A Practical Protocol
Modern telecommunications systems usually rely on optical fibers to transmit information due to their capability to support significant bandwidth over long distances. Since this equipment inherently includes optical lasers, the researchers can implement their security protocol by encoding data into light without requiring special hardware.
Initial tests revealed that the protocol could ensure security for both the server and client while enabling the deep neural network to achieve an accuracy rate of 96%. The minimal information that leaks from the model during client operations constitutes less than 10 percent of what an adversary would need to uncover hidden information. Conversely, a malicious server would only acquire around 1 percent of the data required to access the client’s information.
“Our protocol guarantees security in both directions — from the client to the server and from the server back to the client,” emphasized Sulimany.
Englund remarked, “Years ago, when we developed our demonstration of distributed machine learning inference between MIT’s main campus and MIT Lincoln Laboratory, I realized that we could innovate to provide physical-layer security, building on years of research in quantum cryptography that had previously been validated on that testbed.

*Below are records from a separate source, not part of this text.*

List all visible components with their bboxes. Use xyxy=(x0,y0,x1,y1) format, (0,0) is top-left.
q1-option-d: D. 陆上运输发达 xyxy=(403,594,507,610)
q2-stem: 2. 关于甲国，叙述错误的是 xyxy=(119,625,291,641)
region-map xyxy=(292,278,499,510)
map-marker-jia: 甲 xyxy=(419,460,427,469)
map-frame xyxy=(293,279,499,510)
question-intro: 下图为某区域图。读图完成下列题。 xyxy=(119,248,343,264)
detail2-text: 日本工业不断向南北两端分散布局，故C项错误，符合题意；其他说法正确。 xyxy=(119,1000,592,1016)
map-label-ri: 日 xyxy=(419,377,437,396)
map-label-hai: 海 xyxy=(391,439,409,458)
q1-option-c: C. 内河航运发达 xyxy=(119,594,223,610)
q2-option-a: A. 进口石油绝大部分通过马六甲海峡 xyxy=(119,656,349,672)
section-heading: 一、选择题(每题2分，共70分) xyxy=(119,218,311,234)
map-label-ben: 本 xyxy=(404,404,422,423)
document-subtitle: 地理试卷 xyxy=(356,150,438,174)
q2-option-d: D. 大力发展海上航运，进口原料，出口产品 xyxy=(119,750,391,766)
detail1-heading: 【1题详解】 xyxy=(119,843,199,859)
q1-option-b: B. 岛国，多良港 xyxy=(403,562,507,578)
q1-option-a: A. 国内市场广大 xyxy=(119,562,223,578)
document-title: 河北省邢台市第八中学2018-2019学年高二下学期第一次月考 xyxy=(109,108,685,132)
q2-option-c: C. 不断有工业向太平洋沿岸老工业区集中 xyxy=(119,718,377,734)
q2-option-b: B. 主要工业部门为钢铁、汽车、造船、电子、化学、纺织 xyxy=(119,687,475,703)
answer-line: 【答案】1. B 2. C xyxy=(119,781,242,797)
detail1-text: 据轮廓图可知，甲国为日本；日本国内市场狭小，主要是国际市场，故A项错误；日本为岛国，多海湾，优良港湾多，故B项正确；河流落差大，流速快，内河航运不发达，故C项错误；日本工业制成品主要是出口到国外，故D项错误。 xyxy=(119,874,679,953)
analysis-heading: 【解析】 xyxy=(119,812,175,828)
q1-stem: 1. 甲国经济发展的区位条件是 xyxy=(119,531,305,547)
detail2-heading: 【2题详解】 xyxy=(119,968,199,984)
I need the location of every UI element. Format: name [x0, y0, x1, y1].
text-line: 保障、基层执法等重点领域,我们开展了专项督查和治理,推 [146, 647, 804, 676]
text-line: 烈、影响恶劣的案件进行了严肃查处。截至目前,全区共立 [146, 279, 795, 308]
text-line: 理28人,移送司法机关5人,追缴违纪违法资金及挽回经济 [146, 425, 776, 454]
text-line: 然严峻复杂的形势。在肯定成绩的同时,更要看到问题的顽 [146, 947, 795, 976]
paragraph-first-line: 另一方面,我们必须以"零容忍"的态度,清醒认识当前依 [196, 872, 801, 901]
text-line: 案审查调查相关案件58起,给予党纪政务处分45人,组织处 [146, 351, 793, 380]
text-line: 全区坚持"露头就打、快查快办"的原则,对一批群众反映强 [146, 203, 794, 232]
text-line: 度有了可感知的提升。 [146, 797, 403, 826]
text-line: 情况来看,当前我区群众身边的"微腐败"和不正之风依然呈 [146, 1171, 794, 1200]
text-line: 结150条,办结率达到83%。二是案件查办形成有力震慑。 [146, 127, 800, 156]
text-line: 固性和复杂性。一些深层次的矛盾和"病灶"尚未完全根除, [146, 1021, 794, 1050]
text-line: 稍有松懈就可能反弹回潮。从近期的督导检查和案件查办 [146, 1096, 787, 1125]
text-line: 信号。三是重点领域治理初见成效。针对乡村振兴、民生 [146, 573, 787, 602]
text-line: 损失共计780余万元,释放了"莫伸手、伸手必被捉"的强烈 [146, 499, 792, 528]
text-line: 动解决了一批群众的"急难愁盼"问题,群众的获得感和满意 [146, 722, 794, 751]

However, overcoming various theoretical challenges was essential to determine whether privacy-guaranteed distributed machine learning could be achieved. The integration of Kfir into our team was crucial, as he possesses a unique understanding of both experimental and theoretical aspects essential for developing the unified framework supporting this work.”
Looking ahead, the researchers aim to explore applications of this protocol in federated learning, a technique where multiple parties share their data to train a central deep-learning model. Additionally, they hope to investigate its potential in quantum operations, which may offer advantages in both accuracy and security.
This project combines innovative techniques from disparate domains, particularly deep learning and quantum key distribution, effectively adding a security layer to the former while facilitating a potentially viable implementation. This advancement could significantly enhance privacy in distributed architectures. Eleni Diamanti, a CNRS research director at Sorbonne University in Paris, who was not involved in the study, expressed interest in observing how the protocol performs amid experimental imperfections and its practical application.
This research was partially supported by the Israeli Council for Higher Education and the Zuckerman STEM Leadership Program.